Status: Open
Project Type: Cooperative - Multiple workers can submit work, and the bounty is shared
Time Commitment: Weeks
Experience Level: Intermediate
Size: USD 7’000 in ICP (at time of distribution)
Description
As part of the ICRC process, we aim to provide production-level implementation code to speed up adoption. This bounty concerns the ICRC-7 NFT standard which is being finalized in the working group.
The applicant is expected to have understood the current draft of ICRC-7 as well as the intentions of the working group and the design trade-offs made, implement according to the specification, and report back to the working group on a bi-weekly basis about any findings during implementation and suggestions on how the standard could be improved.
Familiarity with the fungible token standards ICRC-1, ICRC-2, and ICRC-3 is a plus.
Use Cases
NFTs on the IC.
Acceptance Criteria
The implementation shall fully implement the ICRC-7 draft proposal.
The code shall be of production quality, have good documentation and reasonable test coverage.
The code shall be open sourced with an MIT license.
The code will be considered 80% complete when the above criteria are met, and 100% complete when it passes the security audit with all problems fixed (the applicant does not bear the cost of the security audit).
How to apply?
Include links to previous relevant work.
Include a brief overview of how you will complete the task.
Post your application text in this thread.
Hello. Thank you for your interest. Would you be able to participate in our next WG meeting on Tue 25th? It’d be helpful if you could better understand our goals. @ttt
Additionally, the HTTP interface and the transaction history are not part of this bounty, there will be a separate bounty in the future for those points.
The implementation is expected to be of production quality, including our best practices, using stable memory.
Hey. Sorry for not updating you on my progress. I’ve published my workings here: GitHub - holykol/icrc7
There are a few todos left, I expect to complete them in a ~2-3 days:
stable memory
approvals
readme and CI
I am using ic-kit for auto .did generation and excellent testing harness. Thanks to it the code already has about 70% coverage and I expect that to increase in a few days
Just a note: if transfer only accepted one token, the code for this and all future implementations would be simpler. Was this added because of high latency of updates?
If approvals can have infinite duration (when expires_at is set to None), shouldn’t there be a way to revoke approval and list existing approvals?

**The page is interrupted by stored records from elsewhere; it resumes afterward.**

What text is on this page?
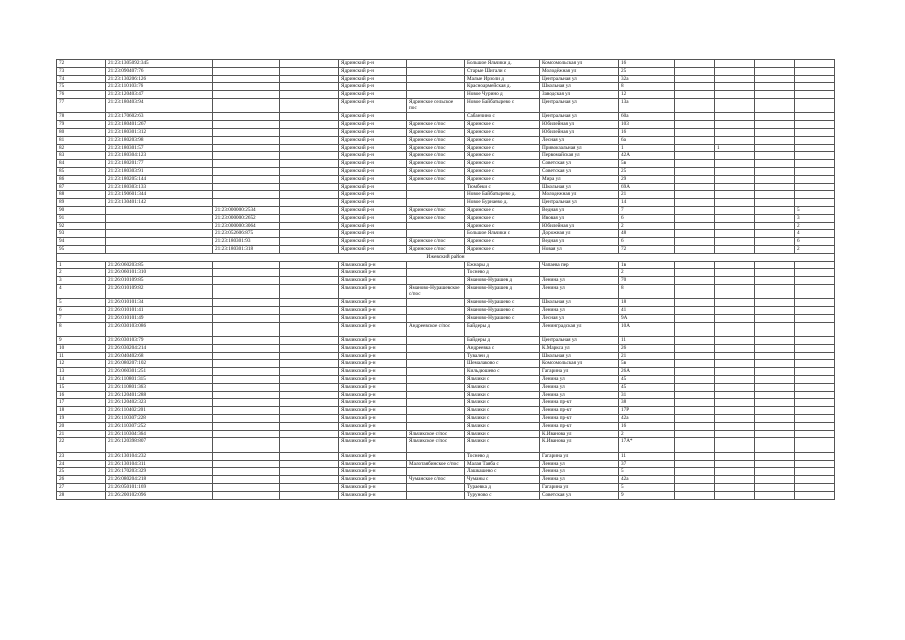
72	21:23:1305092:345			Ядринский р-н		Большое Яльчики д.	Комсомольская ул	16				
73	21:23:090407:76			Ядринский р-н		Старые Шигали с	Молодёжная ул	25				
74	21:23:130206:126			Ядринский р-н		Малые Ирзоли д	Центральная ул	32а				
75	21:23:110103:76			Ядринский р-н		Красноармейская д.	Школьная ул	8				
76	21:23:120403:47			Ядринский р-н		Новое Чурино д	Заводская ул	12				
77	21:23:180403:94			Ядринский р-н	Ядринское сельское пос	Новое Байбатырево с	Центральная ул	13а				
78	21:23:170602:63			Ядринский р-н		Сабанчино с	Центральная ул	60а				
79	21:23:180401:267			Ядринский р-н	Ядринское с/пос	Ядринское с	Юбилейная ул	103				
80	21:23:180301:312			Ядринский р-н	Ядринское с/пос	Ядринское с	Юбилейная ул	16				
81	21:23:180203:98			Ядринский р-н	Ядринское с/пос	Ядринское с	Лесная ул	6а				
82	21:23:180301:57			Ядринский р-н	Ядринское с/пос	Ядринское с	Привокзальная ул	1		1		
83	21:23:180304:123			Ядринский р-н	Ядринское с/пос	Ядринское с	Первомайская ул	42А				
84	21:23:180201:77			Ядринский р-н	Ядринское с/пос	Ядринское с	Советская ул	5в				
85	21:23:180303:91			Ядринский р-н	Ядринское с/пос	Ядринское с	Советская ул	25				
86	21:23:180205:144			Ядринский р-н	Ядринское с/пос	Ядринское с	Мира ул	29				
87	21:23:180303:133			Ядринский р-н		Тюмбеки с	Школьная ул	69А				
88	21:23:190601:344			Ядринский р-н		Новое Байбатырево д.	Молодежная ул	21				
89	21:23:130401:142			Ядринский р-н		Новое Бурнаево д.	Центральная ул	14				
90		21:23:000000:2534		Ядринский р-н	Ядринское с/пос	Ядринское с	Ведная ул	7				5
91		21:23:000000:2652		Ядринский р-н	Ядринское с/пос	Ядринское с	Ивовая ул	6				3
92		21:23:000000:3064		Ядринский р-н		Ядринское с	Юбилейная ул	2				2
93		21:23:052606:875		Ядринский р-н		Большое Яльчики с	Дорожная ул	48				4
94		21:23:180301:93		Ядринский р-н	Ядринское с/пос	Ядринское с	Ведная ул	6				6
95		21:23:180301:318		Ядринский р-н	Ядринское с/пос	Ядринское с	Новая ул	72				2
Ижевский район												
1	21:26:060203:85			Яльчикский р-н		Ежнары д	Чапаева пер	1в				
2	21:26:060101:310			Яльчикский р-н		Тоснево д		2				
3	21:26:010109:85			Яльчикский р-н		Яманово-Нурашев д	Ленина ул	70				
4	21:26:010109:82			Яльчикский р-н	Яманово-Нурашевское с/пос	Яманово-Нурашев д	Ленина ул	8				
5	21:26:010101:34			Яльчикский р-н		Яманово-Нурашево с	Школьная ул	18				
6	21:26:010101:41			Яльчикский р-н		Яманово-Нурашево с	Ленина ул	41				
7	21:26:010101:49			Яльчикский р-н		Яманово-Нурашево с	Лесная ул	9А				
8	21:26:030103:086			Яльчикский р-н	Андреевское с/пос	Байдеры д	Ленинградская ул	10А				
9	21:26:030103:79			Яльчикский р-н		Байдеры д	Центральная ул	11				
10	21:26:030204:214			Яльчикский р-н		Андреевка с	К.Маркса ул	26				
11	21:26:040402:68			Яльчикский р-н		Тувалеи д	Школьная ул	21				
12	21:26:080207:102			Яльчикский р-н		Шемалаково с	Комсомольская ул	5в				
13	21:26:060301:251			Яльчикский р-н		Кильдюшево с	Гагарина ул	26А				
14	21:26:110801:315			Яльчикский р-н		Яльчики с	Ленина ул	45				
15	21:26:110801:363			Яльчикский р-н		Яльчики с	Ленина ул	45				
16	21:26:120401:288			Яльчикский р-н		Яльчики с	Ленина ул	31				
17	21:26:120402:323			Яльчикский р-н		Яльчики с	Ленина пр-кт	38				
18	21:26:110402:201			Яльчикский р-н		Яльчики с	Ленина пр-кт	17Р				
19	21:26:110307:228			Яльчикский р-н		Яльчики с	Ленина пр-кт	42а				
20	21:26:110307:252			Яльчикский р-н		Яльчики с	Ленина пр-кт	16				
21	21:26:110304:364			Яльчикский р-н	Яльчикское с/пос	Яльчики с	К.Иванова ул	2				
22	21:26:120398:807			Яльчикский р-н	Яльчикское с/пос	Яльчики с	К.Иванова ул	17А*				
23	21:26:130104:232			Яльчикский р-н		Тоснево д	Гагарина ул	11				
24	21:26:130104:311			Яльчикский р-н	Малотаябинское с/пос	Малая Таяба с	Ленина ул	37				
25	21:26:170203:329			Яльчикский р-н		Лашкашево с	Ленина ул	5				
26	21:26:080204:218			Яльчикский р-н	Чуманское с/пос	Чуманы с	Ленина ул	42а				
27	21:26:050101:169			Яльчикский р-н		Тураевка д	Гагарина ул	5				
28	21:26:200102:096			Яльчикский р-н		Туруново с	Советская ул	9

I assume approval does not expire when it is used, right? From my background: in Solana there can be only one approval for account at a time. Also after delegate used approval (e.g. transferred something), approval gets revoked.
Should approvals also be deduplicated? I assume yes because of memo and created_at fields
I’ve pushed support approvals, transaction deduplication and stable memory.
All that remains now is more documentation and timer for purging old transfers. Also maybe GenericError handling can be improved a bit.
The code coverage shows 82.56%, but it’s definitely higher because grcov treats structs as uncovered lines of code for some reason. Also because 99% of the tests are integrational (thanks, ic-kit!), I’m sure they can be ported with little or no effort to make sure another implementation is compatible with spec. Definitely a thing worth researching.
@domwoe@benji I think the project is pretty stable now and is ready for review. I’m looking for in-depth feedback.
hey, i think the way you currently implemented icrc7_metadata it’s deviating from the standard. (vec record { text; Metadata } means that there should be a vector of tuples that contain a text field that represents the name of the metadata and then a Metadata field that contains the actual metadata. Metadata again is of type variant { Nat : nat; Int : int; Text : text; Blob : blob };, which makes it very flexible. The metadata name fields are supposedly not part of the ICRC7 standard, afaik.
hey. I am currently in the process of figuring out how to remove ic-kit without sacrificing testing abilities. However, I think that the code is ready to use, since API will only have minor changes or changes at all.